= Theodorich Canisius =

Theodorich Canisius (1532 in Nijmegen – September 27, 1606 in Ingolstadt) was a Jesuit academic.

==Biography==
Canisius was a half-brother of St. Peter Canisius. After winning, at the age of twenty-two, the highest academic distinction at Louvain, he decided to follow his stepbrother and enter the Society of Jesus, and was sent to St. Ignatius of Loyola in Rome, who received him into the Society.

On the completion of his novitiate, Theodorich was appointed professor of theology in Vienna, but was soon after appointed rector of the Jesuit College at Munich. Here, in 1562, one of the first productions in Germany of the morality play Homulus (corresponding to the English Everyman or the Dutch Elckerlijc) was given in Latin by the students under his direction. From Munich, where he was succeeded in 1565 by the celebrated Paul Hoffaeus, he was transferred to Dillingen, where for twenty years he presided over the college and the academy and laboured with zeal and success for the improvement of studies and for the religious training of the students. From 1565 to 1582 he held the office of chancellor of the university.

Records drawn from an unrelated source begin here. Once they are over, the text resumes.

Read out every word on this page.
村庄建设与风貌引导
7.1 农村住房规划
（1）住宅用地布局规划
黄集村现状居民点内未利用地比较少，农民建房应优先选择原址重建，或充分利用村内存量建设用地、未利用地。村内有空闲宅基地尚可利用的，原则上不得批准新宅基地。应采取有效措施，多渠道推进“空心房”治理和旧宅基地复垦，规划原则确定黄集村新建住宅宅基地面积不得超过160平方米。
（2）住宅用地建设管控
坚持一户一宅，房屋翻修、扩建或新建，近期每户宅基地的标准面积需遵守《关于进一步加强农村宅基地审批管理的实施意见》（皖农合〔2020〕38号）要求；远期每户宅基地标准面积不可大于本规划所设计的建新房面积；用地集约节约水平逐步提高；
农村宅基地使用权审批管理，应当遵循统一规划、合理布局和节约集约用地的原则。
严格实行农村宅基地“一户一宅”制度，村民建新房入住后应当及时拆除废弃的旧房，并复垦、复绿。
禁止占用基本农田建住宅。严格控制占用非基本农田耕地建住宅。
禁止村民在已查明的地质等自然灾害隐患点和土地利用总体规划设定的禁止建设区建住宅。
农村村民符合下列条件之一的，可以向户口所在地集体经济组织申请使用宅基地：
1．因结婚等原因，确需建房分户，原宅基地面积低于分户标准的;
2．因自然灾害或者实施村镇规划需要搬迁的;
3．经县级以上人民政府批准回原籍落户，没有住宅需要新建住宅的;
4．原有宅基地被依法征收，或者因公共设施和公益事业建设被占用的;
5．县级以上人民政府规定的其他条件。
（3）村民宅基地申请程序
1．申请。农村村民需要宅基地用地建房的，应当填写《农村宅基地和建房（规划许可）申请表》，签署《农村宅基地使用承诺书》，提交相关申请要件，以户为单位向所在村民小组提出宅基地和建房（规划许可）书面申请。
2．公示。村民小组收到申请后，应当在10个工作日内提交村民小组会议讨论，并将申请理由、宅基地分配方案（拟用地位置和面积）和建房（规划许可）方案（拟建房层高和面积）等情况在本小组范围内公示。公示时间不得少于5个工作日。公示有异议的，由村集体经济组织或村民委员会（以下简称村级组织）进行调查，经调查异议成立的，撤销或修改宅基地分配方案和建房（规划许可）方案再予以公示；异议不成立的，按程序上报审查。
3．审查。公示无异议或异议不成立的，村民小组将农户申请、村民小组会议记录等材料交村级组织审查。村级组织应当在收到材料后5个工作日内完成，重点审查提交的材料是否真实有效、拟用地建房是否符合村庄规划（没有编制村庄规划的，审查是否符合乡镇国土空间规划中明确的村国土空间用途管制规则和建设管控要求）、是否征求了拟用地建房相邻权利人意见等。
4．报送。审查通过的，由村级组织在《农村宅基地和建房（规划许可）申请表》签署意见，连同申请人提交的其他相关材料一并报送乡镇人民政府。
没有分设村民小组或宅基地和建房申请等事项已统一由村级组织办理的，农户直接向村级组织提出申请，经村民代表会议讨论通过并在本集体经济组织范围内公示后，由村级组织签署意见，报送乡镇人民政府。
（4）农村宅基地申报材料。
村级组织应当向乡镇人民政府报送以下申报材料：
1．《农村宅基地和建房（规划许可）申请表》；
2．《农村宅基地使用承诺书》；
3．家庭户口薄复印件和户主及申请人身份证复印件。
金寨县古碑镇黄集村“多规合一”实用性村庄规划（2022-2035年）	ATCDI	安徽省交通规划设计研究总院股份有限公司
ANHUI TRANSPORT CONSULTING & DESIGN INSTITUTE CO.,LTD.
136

In company with his distinguished brother, he attended the first provincial congregation of the Society of Jesus in Upper Germany, and furthered important reforms in the teaching of philosophy. In 1585 he was made rector of the Jesuit College of Ingolstadt, and in this capacity became a member of the German commission which tested in practice the first draft of the Ratio Studiorum.

At length, having spent thirty years at the head of three of the foremost colleges of Germany, he was sent to Lucerne in Switzerland to enjoy a period of rest; but soon again, at the age of sixty-three, he had to undertake the government of the college of Ingolstadt. Two years later, on the advice of his physician, he was relieved of the burden and allowed to return to Lucerne. A fortnight after his arrival the death of St. Peter Canisius was announced; the shock deprived Theodorich of memory and speech, an affliction which he bore with exemplary patience for seven years. For his amiable disposition and spotless purity of life he deservedly received the surname of Angelus 'angel'. In 1604, he was transferred again to Ingolstadt, where he died, and was interred in the church of the Holy Cross.